When buying a diesel loco at a train show, turn it over and see how much – if any – lateral wiggle there is on the wheels. There should be very little or none. The more wiggle, the more the axel has rounded out the axel hole in the chassis. That’s not good. It will result in increased friction on the motor, as the worm gear gets thrust into the motor and/or it will result in sparking between the wheels and frame. In this case, the best thing for that diesel is: either a drill-out, re-bush of the axel holes or replacement of the whole motor & chassis. For most home repair guys, a drill-out is not too practical. It requires a tool-up and skill set jack. Consider that you will have to pull the insulated wheels off and tap out the axel from the gear and chassis.

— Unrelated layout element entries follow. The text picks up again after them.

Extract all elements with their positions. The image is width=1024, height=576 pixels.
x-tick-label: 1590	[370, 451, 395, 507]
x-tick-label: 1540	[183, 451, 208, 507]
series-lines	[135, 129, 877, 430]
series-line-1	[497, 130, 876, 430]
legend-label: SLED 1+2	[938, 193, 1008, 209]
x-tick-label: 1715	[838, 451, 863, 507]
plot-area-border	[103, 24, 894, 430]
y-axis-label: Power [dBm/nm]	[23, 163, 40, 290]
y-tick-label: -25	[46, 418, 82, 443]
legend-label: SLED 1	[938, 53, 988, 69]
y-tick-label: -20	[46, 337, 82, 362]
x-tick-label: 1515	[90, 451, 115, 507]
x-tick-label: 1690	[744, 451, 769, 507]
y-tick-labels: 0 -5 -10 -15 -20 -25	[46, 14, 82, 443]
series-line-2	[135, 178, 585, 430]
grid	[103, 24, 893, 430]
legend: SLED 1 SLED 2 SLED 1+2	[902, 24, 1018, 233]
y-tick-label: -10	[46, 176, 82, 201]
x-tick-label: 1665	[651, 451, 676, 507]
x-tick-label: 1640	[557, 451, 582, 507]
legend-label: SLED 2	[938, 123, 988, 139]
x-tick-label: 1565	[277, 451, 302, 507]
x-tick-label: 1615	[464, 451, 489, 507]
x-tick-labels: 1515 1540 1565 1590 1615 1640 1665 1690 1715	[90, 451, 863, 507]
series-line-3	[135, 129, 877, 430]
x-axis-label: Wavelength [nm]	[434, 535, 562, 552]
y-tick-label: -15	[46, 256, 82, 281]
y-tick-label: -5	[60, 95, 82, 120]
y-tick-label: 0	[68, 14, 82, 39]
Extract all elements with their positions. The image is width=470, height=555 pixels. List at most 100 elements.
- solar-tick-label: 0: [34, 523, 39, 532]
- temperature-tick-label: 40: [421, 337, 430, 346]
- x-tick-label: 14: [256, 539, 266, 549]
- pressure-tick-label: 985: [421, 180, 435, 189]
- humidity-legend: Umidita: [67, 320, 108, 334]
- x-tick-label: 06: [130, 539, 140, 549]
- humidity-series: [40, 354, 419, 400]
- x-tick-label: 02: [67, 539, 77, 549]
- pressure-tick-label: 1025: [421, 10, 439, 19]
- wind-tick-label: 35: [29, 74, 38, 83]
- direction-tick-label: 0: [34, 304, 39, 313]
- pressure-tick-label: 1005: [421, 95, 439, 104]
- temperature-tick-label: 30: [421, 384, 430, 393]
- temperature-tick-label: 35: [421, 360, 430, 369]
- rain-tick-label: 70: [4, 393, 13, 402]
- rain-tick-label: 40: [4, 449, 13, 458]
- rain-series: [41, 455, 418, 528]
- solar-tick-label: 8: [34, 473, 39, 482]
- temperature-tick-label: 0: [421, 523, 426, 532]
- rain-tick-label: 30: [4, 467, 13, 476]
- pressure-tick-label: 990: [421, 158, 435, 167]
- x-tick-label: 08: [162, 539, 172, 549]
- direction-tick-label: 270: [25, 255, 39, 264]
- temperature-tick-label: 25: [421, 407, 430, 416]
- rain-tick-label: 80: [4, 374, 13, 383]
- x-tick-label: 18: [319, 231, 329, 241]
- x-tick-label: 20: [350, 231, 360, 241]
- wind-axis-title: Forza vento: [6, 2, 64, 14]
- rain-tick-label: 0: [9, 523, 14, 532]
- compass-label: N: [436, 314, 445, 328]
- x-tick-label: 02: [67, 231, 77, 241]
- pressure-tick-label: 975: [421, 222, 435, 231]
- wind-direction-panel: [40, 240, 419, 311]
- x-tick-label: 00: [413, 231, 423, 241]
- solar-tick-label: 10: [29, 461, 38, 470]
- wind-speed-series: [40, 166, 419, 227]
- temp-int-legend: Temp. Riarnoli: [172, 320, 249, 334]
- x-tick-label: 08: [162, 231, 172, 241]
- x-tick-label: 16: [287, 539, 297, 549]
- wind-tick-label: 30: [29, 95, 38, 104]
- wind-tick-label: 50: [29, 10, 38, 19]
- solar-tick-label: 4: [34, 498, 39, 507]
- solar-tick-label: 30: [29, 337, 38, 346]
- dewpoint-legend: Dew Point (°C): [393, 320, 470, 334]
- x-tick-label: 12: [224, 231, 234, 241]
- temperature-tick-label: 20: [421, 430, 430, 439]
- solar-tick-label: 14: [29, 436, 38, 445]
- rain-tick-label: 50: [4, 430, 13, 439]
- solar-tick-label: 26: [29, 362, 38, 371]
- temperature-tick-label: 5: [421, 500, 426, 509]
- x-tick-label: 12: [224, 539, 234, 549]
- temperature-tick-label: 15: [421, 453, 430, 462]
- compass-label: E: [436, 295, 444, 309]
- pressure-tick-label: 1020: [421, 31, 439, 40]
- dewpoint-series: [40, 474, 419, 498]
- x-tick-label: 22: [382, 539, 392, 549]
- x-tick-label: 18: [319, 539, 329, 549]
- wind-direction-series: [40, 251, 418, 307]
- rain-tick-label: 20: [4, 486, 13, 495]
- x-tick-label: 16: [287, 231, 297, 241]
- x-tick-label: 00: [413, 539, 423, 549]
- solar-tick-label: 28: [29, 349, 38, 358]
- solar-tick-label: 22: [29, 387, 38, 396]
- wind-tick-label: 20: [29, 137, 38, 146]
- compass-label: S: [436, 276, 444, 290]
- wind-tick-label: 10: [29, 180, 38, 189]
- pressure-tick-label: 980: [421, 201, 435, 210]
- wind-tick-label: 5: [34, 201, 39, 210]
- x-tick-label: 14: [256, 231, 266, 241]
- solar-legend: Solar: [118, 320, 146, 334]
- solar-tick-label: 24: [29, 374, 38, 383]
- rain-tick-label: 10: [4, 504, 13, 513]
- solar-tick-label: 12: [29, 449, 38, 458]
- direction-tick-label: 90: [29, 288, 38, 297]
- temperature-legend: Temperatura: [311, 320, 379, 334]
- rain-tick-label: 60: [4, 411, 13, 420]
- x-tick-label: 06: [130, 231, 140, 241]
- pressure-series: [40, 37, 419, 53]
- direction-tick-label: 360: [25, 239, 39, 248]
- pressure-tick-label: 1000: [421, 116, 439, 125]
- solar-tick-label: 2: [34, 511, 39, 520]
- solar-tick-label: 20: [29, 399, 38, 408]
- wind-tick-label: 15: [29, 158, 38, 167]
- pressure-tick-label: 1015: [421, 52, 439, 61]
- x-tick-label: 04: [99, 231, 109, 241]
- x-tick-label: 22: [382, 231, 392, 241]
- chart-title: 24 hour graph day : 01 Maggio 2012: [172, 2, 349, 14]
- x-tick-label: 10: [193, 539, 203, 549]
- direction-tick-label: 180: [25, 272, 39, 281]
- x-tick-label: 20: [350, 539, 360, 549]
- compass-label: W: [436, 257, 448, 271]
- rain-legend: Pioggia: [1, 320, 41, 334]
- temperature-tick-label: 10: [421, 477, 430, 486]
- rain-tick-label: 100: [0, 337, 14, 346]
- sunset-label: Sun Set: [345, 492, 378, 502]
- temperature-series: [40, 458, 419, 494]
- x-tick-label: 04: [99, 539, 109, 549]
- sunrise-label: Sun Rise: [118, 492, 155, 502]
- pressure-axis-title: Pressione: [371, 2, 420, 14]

Then, after a successful drill-out and pressing in of new bushings – you will have to press the axels back into the gears and insulated wheels. That can often – very often – be much easier said than done. More often that not, the wheels will not be true to the axels and they will have a wobble when they turn. The amount of wobble may be slight or severe. Either way, it’s not good. And even if all the above can be accomplished by the average home repair guy, how often would one do it? Real repairs guys do it often enough to know all the sublties of how to do it right. Home repair guys don’t. Bottom line for me is that unless I am willing to stock another inventory of repair parts, tools and jigs and I’m willing to go through all the difficult repair steps necessary on the worst cases – then I’ll just stay away from vintage diesels and only run steam. The exception would be to buy a diesel in E or E + condition. They are a little expensive. However, in the average life span remaining of an old baby-boomer, I probably will not have to do an extensive repair on it.